I had been meaning to visit this Helen Frankenthaler show at Dulwich Picture Gallery since it opened several months ago and finally made it. It’s a hugely impressive exhibition which I highly recommend.
Low lighting levels and the use of reflective glass made it hard to get more than a hint of the work so apologies in advance for my photos. Even the images in the catalogue couldn’t do justice to the subtlety of colouring. It reminded me that art has to be seen in real life to be properly appreciated. I feel that about images of my work online – you only see about 30% of the piece.
Since this is the best many of us get though, let’s go on to talk about process. As Frankenthaler herself famously said “the only rule is that there are no rules”. Her woodcuts had an astonishing number of colours, up to 102 at one point, in order to get the subtleties she required.
She sometimes made maquettes as you can see in the photo above and below. They were then translated into prints in collaboration with a team of master printers to create a limited edition. See how the mark-making changes yet retains the same spirit.

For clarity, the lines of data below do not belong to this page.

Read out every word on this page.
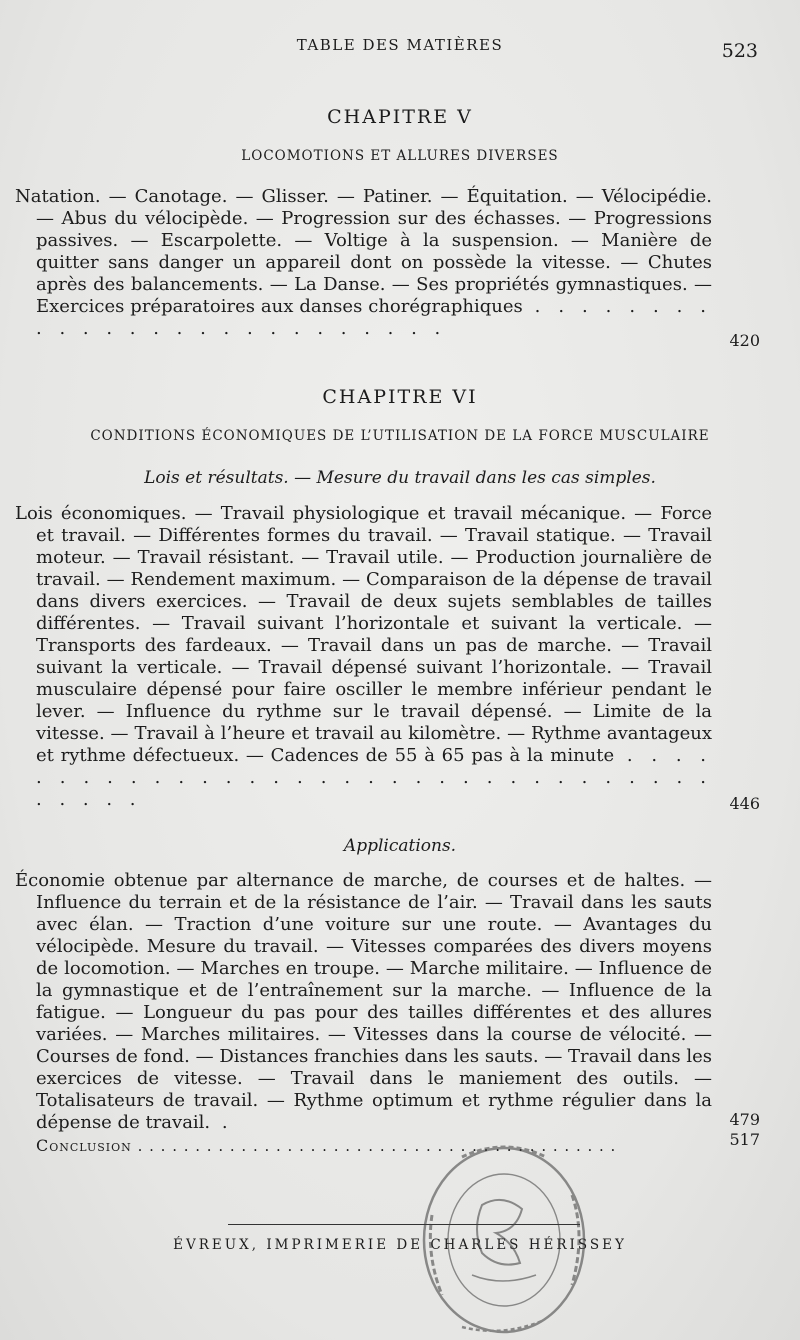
TABLE DES MATIÈRES	523
CHAPITRE V
LOCOMOTIONS ET ALLURES DIVERSES
Natation. — Canotage. — Glisser. — Patiner. — Équitation. — Vélocipédie. — Abus du vélocipède. — Progression sur des échasses. — Progressions passives. — Escarpolette. — Voltige à la suspension. — Manière de quitter sans danger un appareil dont on possède la vitesse. — Chutes après des balancements. — La Danse. — Ses propriétés gymnastiques. — Exercices préparatoires aux danses chorégraphiques . . . . . . . . . . . . . . . . . . . . . . . . . .
420
CHAPITRE VI
CONDITIONS ÉCONOMIQUES DE L’UTILISATION DE LA FORCE MUSCULAIRE
Lois et résultats. — Mesure du travail dans les cas simples.
Lois économiques. — Travail physiologique et travail mécanique. — Force et travail. — Différentes formes du travail. — Travail statique. — Travail moteur. — Travail résistant. — Travail utile. — Production journalière de travail. — Rendement maximum. — Comparaison de la dépense de travail dans divers exercices. — Travail de deux sujets semblables de tailles différentes. — Travail suivant l’horizontale et suivant la verticale. — Transports des fardeaux. — Travail dans un pas de marche. — Travail suivant la verticale. — Travail dépensé suivant l’horizontale. — Travail musculaire dépensé pour faire osciller le membre inférieur pendant le lever. — Influence du rythme sur le travail dépensé. — Limite de la vitesse. — Travail à l’heure et travail au kilomètre. — Rythme avantageux et rythme défectueux. — Cadences de 55 à 65 pas à la minute . . . . . . . . . . . . . . . . . . . . . . . . . . . . . . . . . . . . . .	446
Applications.
Économie obtenue par alternance de marche, de courses et de haltes. — Influence du terrain et de la résistance de l’air. — Travail dans les sauts avec élan. — Traction d’une voiture sur une route. — Avantages du vélocipède. Mesure du travail. — Vitesses comparées des divers moyens de locomotion. — Marches en troupe. — Marche militaire. — Influence de la gymnastique et de l’entraînement sur la marche. — Influence de la fatigue. — Longueur du pas pour des tailles différentes et des allures variées. — Marches militaires. — Vitesses dans la course de vélocité. — Courses de fond. — Distances franchies dans les sauts. — Travail dans les exercices de vitesse. — Travail dans le maniement des outils. — Totalisateurs de travail. — Rythme optimum et rythme régulier dans la dépense de travail. .	479
Conclusion . . . . . . . . . . . . . . . . . . . . . . . . . . . . . . . . . . . . . . . . . .	517
ÉVREUX, IMPRIMERIE DE CHARLES HÉRISSEY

Something that is a core element of my art practice is experimentation. It’s refreshing to see how this process, a key part of Frankenthaler’s printmaking, was shown in the exhibition. One of her prints, Essence Mulberry, went through about 60 iterations before she created a final piece.
Asking questions, exploring possibilities, these are all part of the process and often omitted in an art show.
The 31 colour woodcut below, Weeping Crabapple (2009), was based on a drawing from 1995 and was the last print produced before her death.